𝐂𝐇𝐀𝐏𝐈𝐓𝐑𝐄 𝟐𝟑










𝐂 𝐇 𝐀 𝐏 𝐈 𝐓 𝐑 𝐄  2 3



















           UN BAL, ce n’est pas rien. Tu vas devoir abandonner tes tuniques blanches, commencer à apprendre à te maquiller et surtout, tu vas devoir te laver.

— Je me lave déjà, Ménélas, je maugrée en levant les yeux au ciel, assez lasse de l’habituelle condescendance de l’animal.

           Il y a se laver et se laver, me répond-t-il en chantonnant le dernier mot, levant le nez en l’air à la manière d’un prince.

— Pour la énième fois, Ménélas, sachant que je me baigne dans la rivière et que des poissons y vivent, je ne vais pas utiliser n’importe quel mélange sur mon corps pour tes beaux yeux. Les savons raffinés et les huiles peuvent coaguler leurs branchies et les empêcher de respirer.
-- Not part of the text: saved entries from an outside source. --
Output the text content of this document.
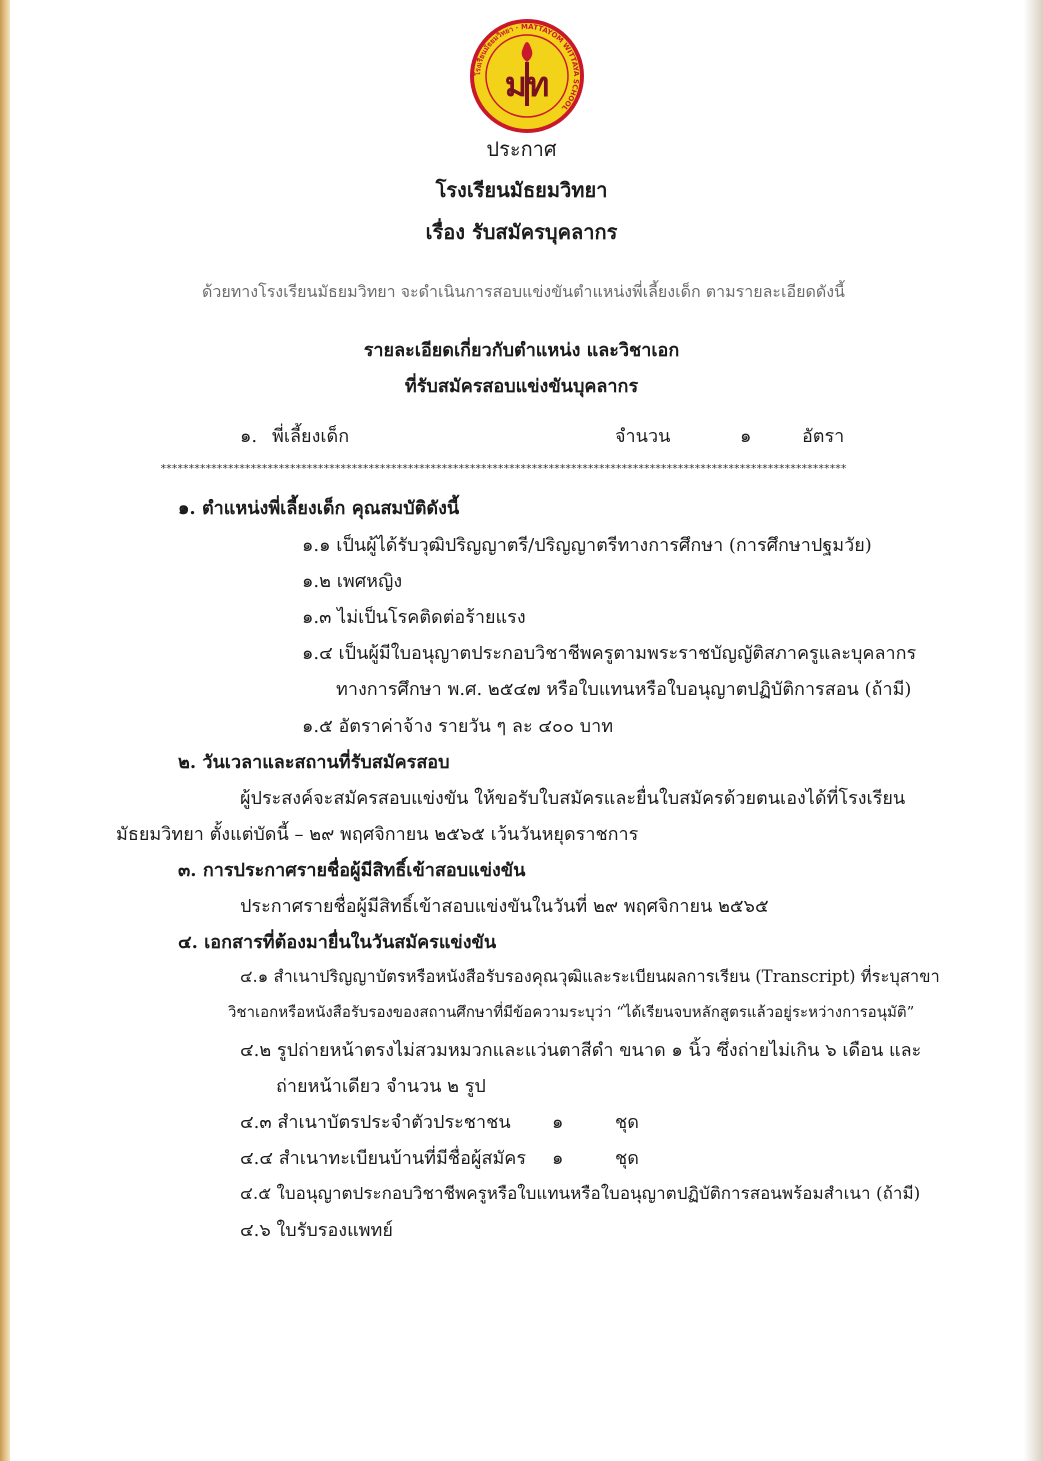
โรงเรียนมัธยมวิทยา · MATTAYOM WITTAYA SCHOOL
มท
ประกาศ
โรงเรียนมัธยมวิทยา
เรื่อง รับสมัครบุคลากร
ด้วยทางโรงเรียนมัธยมวิทยา จะดำเนินการสอบแข่งขันตำแหน่งพี่เลี้ยงเด็ก ตามรายละเอียดดังนี้
รายละเอียดเกี่ยวกับตำแหน่ง และวิชาเอก
ที่รับสมัครสอบแข่งขันบุคลากร
๑. พี่เลี้ยงเด็ก	จำนวน	๑	อัตรา
**************************************************************************************************************************
๑. ตำแหน่งพี่เลี้ยงเด็ก คุณสมบัติดังนี้
๑.๑ เป็นผู้ได้รับวุฒิปริญญาตรี/ปริญญาตรีทางการศึกษา (การศึกษาปฐมวัย)
๑.๒ เพศหญิง
๑.๓ ไม่เป็นโรคติดต่อร้ายแรง
๑.๔ เป็นผู้มีใบอนุญาตประกอบวิชาชีพครูตามพระราชบัญญัติสภาครูและบุคลากร
ทางการศึกษา พ.ศ. ๒๕๔๗ หรือใบแทนหรือใบอนุญาตปฏิบัติการสอน (ถ้ามี)
๑.๕ อัตราค่าจ้าง รายวัน ๆ ละ ๔๐๐ บาท
๒. วันเวลาและสถานที่รับสมัครสอบ
ผู้ประสงค์จะสมัครสอบแข่งขัน ให้ขอรับใบสมัครและยื่นใบสมัครด้วยตนเองได้ที่โรงเรียน
มัธยมวิทยา ตั้งแต่บัดนี้ – ๒๙ พฤศจิกายน ๒๕๖๕ เว้นวันหยุดราชการ
๓. การประกาศรายชื่อผู้มีสิทธิ์เข้าสอบแข่งขัน
ประกาศรายชื่อผู้มีสิทธิ์เข้าสอบแข่งขันในวันที่ ๒๙ พฤศจิกายน ๒๕๖๕
๔. เอกสารที่ต้องมายื่นในวันสมัครแข่งขัน
๔.๑ สำเนาปริญญาบัตรหรือหนังสือรับรองคุณวุฒิและระเบียนผลการเรียน (Transcript) ที่ระบุสาขา
วิชาเอกหรือหนังสือรับรองของสถานศึกษาที่มีข้อความระบุว่า “ได้เรียนจบหลักสูตรแล้วอยู่ระหว่างการอนุมัติ”
๔.๒ รูปถ่ายหน้าตรงไม่สวมหมวกและแว่นตาสีดำ ขนาด ๑ นิ้ว ซึ่งถ่ายไม่เกิน ๖ เดือน และ
ถ่ายหน้าเดียว จำนวน ๒ รูป
๔.๓ สำเนาบัตรประจำตัวประชาชน ๑	ชุด
๔.๔ สำเนาทะเบียนบ้านที่มีชื่อผู้สมัคร ๑	ชุด
๔.๕ ใบอนุญาตประกอบวิชาชีพครูหรือใบแทนหรือใบอนุญาตปฏิบัติการสอนพร้อมสำเนา (ถ้ามี)
๔.๖ ใบรับรองแพทย์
           C’est un maigre prix à payer pour…

— Ménélas ! La vie n’est jamais un prix qu’il faut payer. Et encore moins un maigre.

           C’est à cause de ce genre de considérations que tu ne sens pas bon.

— Je ne pus pas non plus.

           Question de point de vue.

           Je lève les yeux au ciel, lasse des imbécilités du chat. Allongé en plein milieu du lit de notre chaumière, il se prélasse dans l’un des rayons de soleil filtrant par le carreau de ma fenêtre. Je lui ai annoncé que nous allions nous rendre au palais impérial pour un bal. Cela l’a particulièrement enchanté.
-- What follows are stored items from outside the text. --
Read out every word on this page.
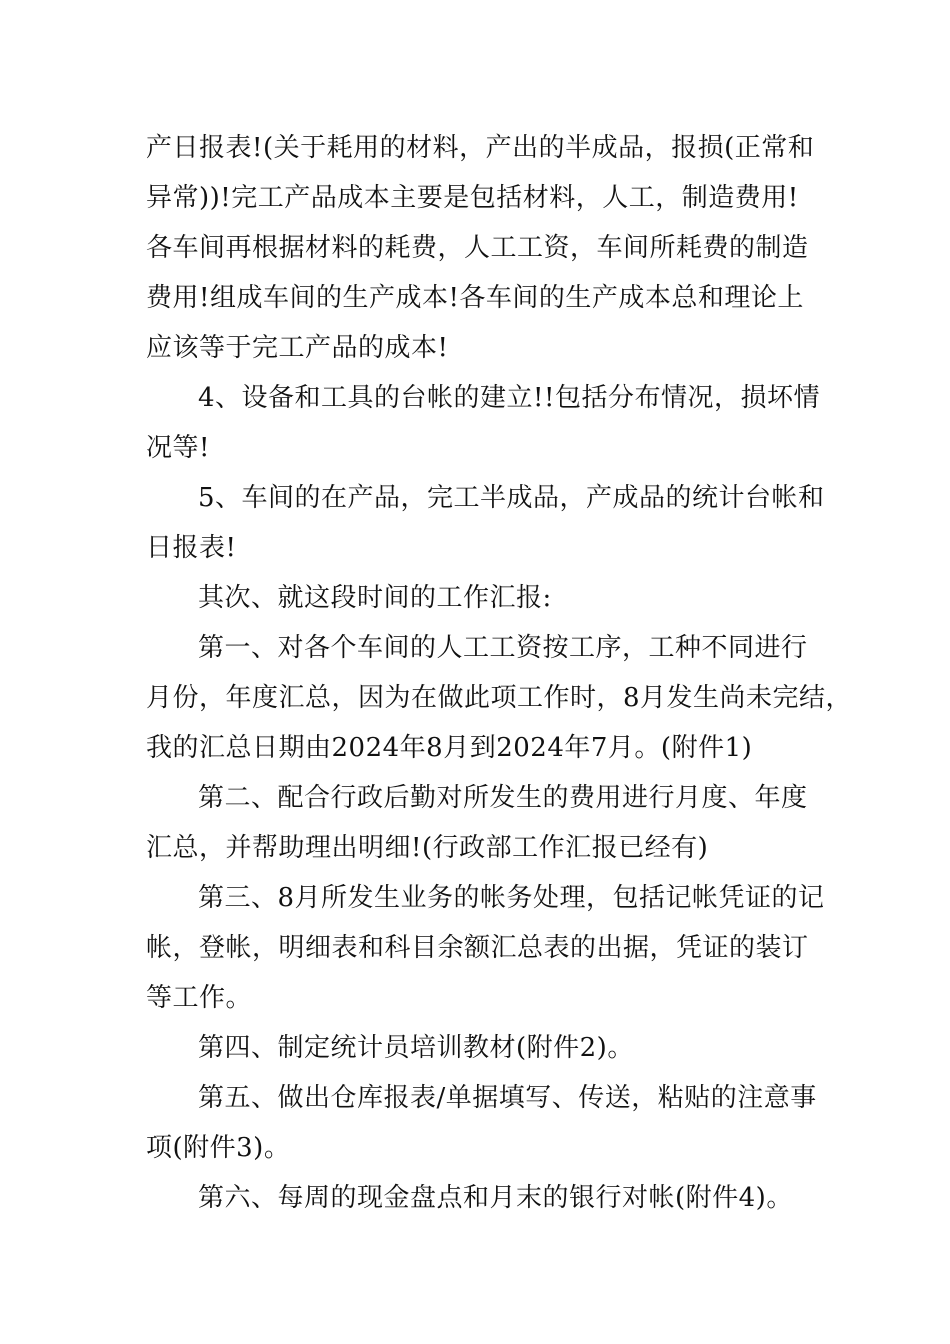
产日报表!(关于耗用的材料，产出的半成品，报损(正常和
异常))!完工产品成本主要是包括材料，人工，制造费用!
各车间再根据材料的耗费，人工工资，车间所耗费的制造
费用!组成车间的生产成本!各车间的生产成本总和理论上
应该等于完工产品的成本!
4、设备和工具的台帐的建立!!包括分布情况，损坏情
况等!
5、车间的在产品，完工半成品，产成品的统计台帐和
日报表!
其次、就这段时间的工作汇报:
第一、对各个车间的人工工资按工序，工种不同进行
月份，年度汇总，因为在做此项工作时，8月发生尚未完结，
我的汇总日期由2024年8月到2024年7月。(附件1)
第二、配合行政后勤对所发生的费用进行月度、年度
汇总，并帮助理出明细!(行政部工作汇报已经有)
第三、8月所发生业务的帐务处理，包括记帐凭证的记
帐，登帐，明细表和科目余额汇总表的出据，凭证的装订
等工作。
第四、制定统计员培训教材(附件2)。
第五、做出仓库报表/单据填写、传送，粘贴的注意事
项(附件3)。
第六、每周的现金盘点和月末的银行对帐(附件4)。
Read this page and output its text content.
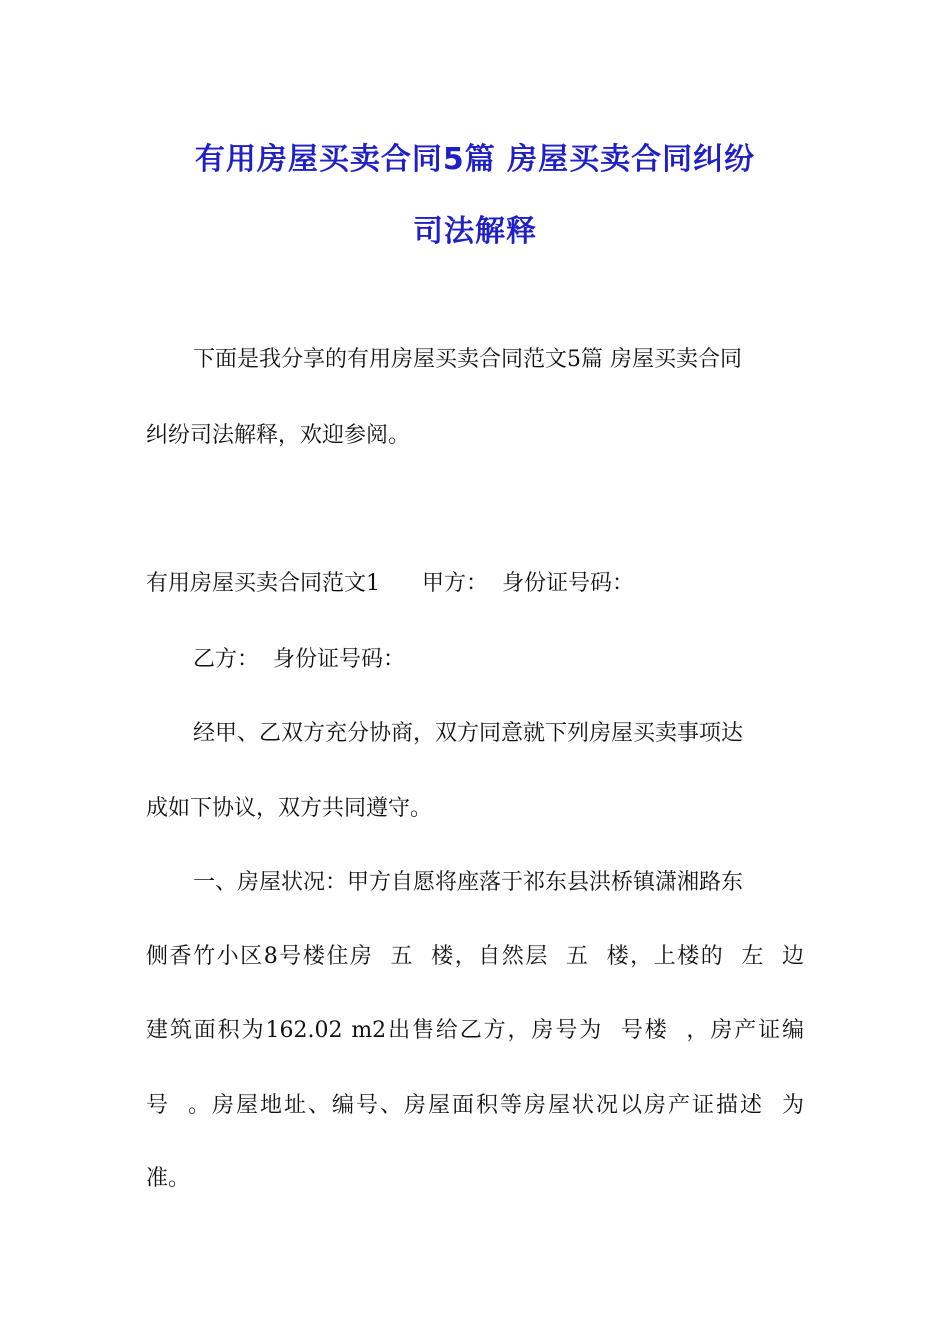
有用房屋买卖合同5篇 房屋买卖合同纠纷
司法解释
下面是我分享的有用房屋买卖合同范文5篇 房屋买卖合同
纠纷司法解释，欢迎参阅。
有用房屋买卖合同范文1      甲方：  身份证号码：
乙方：  身份证号码：
经甲、乙双方充分协商，双方同意就下列房屋买卖事项达
成如下协议，双方共同遵守。
一、房屋状况：甲方自愿将座落于祁东县洪桥镇潇湘路东
侧香竹小区8号楼住房  五  楼，自然层  五  楼，上楼的  左  边
建筑面积为162.02 m2出售给乙方，房号为  号楼  ，房产证编
号  。房屋地址、编号、房屋面积等房屋状况以房产证描述  为
准。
           D’une part, car il a sans doute déjà une idée précise en tête de ce qu’il va voler en y allant. D’autre, car cela devrait, selon lui, me forcer à m’enduire des huiles de soin que je garde dans mon armoire et qui prodigue aux patients des odeurs fleuris.
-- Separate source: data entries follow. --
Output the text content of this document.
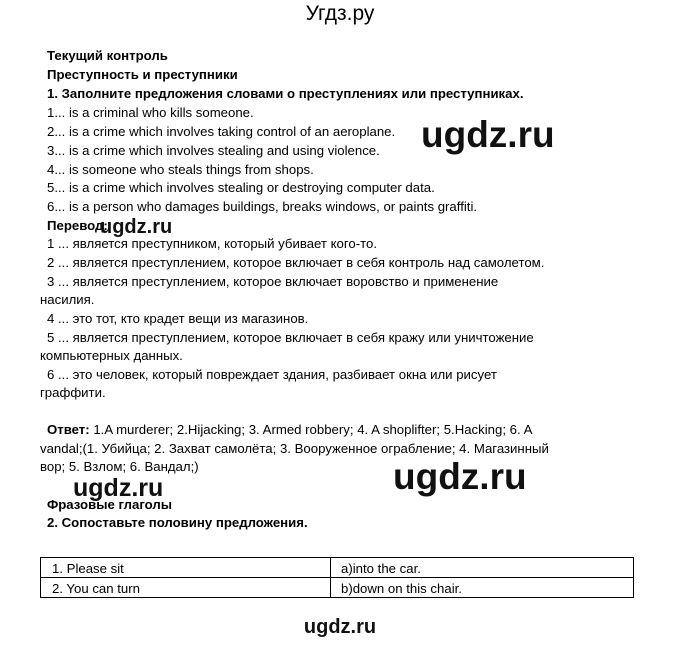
Угдз.ру
Текущий контроль
Преступность и преступники
1. Заполните предложения словами о преступлениях или преступниках.
1... is a criminal who kills someone.
2... is a crime which involves taking control of an aeroplane.
3... is a crime which involves stealing and using violence.
4... is someone who steals things from shops.
5... is a crime which involves stealing or destroying computer data.
6... is a person who damages buildings, breaks windows, or paints graffiti.
Перевод:
1 ... является преступником, который убивает кого-то.
2 ... является преступлением, которое включает в себя контроль над самолетом.
3 ... является преступлением, которое включает воровство и применение
насилия.
4 ... это тот, кто крадет вещи из магазинов.
5 ... является преступлением, которое включает в себя кражу или уничтожение
компьютерных данных.
6 ... это человек, который повреждает здания, разбивает окна или рисует
граффити.
Ответ: 1.A murderer; 2.Hijacking; 3. Armed robbery; 4. A shoplifter; 5.Hacking; 6. A
vandal;(1. Убийца; 2. Захват самолёта; 3. Вооруженное ограбление; 4. Магазинный
вор; 5. Взлом; 6. Вандал;)
Фразовые глаголы
2. Сопоставьте половину предложения.
1. Please sit	a)into the car.
2. You can turn	b)down on this chair.
ugdz.ru
ugdz.ru
ugdz.ru
ugdz.ru
ugdz.ru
— D’ailleurs, tu dois être le seul chat qui aime davantage l’odeur des plantes que celle de la sueur humaine. Notre petit patient adore me lécher le visage lorsque je reviens, pleine de sueur, après être partie couper du bois.

           Oui. Et cela explique pourquoi son espérance de vie est si basse : il est abruti.

           Je ne peux m’empêcher de pouffer, m’approchant de l’intéressé. Le chaton roux s’est lové en une boule de flammes sur le plan de travail de ma cuisine.

           Il y a quelques semaines maintenant, j’ai demandé à des chats errants de veiller sur l’une de mes patientes. L’un d’entre eux s’est avéré être un minuscule chaton à la patte brisée. Je lui ai donc mis une attèle et l’ai soigné.

           Lorsque je me suis rendue chez le duc, je ne pensais pas rester plus de quelques heures. Mais, après avoir dormi aux cachots, j’ai diné avec lui. Lorsque je suis sortie, j’ai réalisé que ce « diner » avec eu lieu particulièrement tard puisque les rayons du jour pointaient le bout de leur nez. Nous nous sommes précipités dans la forêt où nous avons rencontrés l’animal de compagnie de l’Ange de la Mort.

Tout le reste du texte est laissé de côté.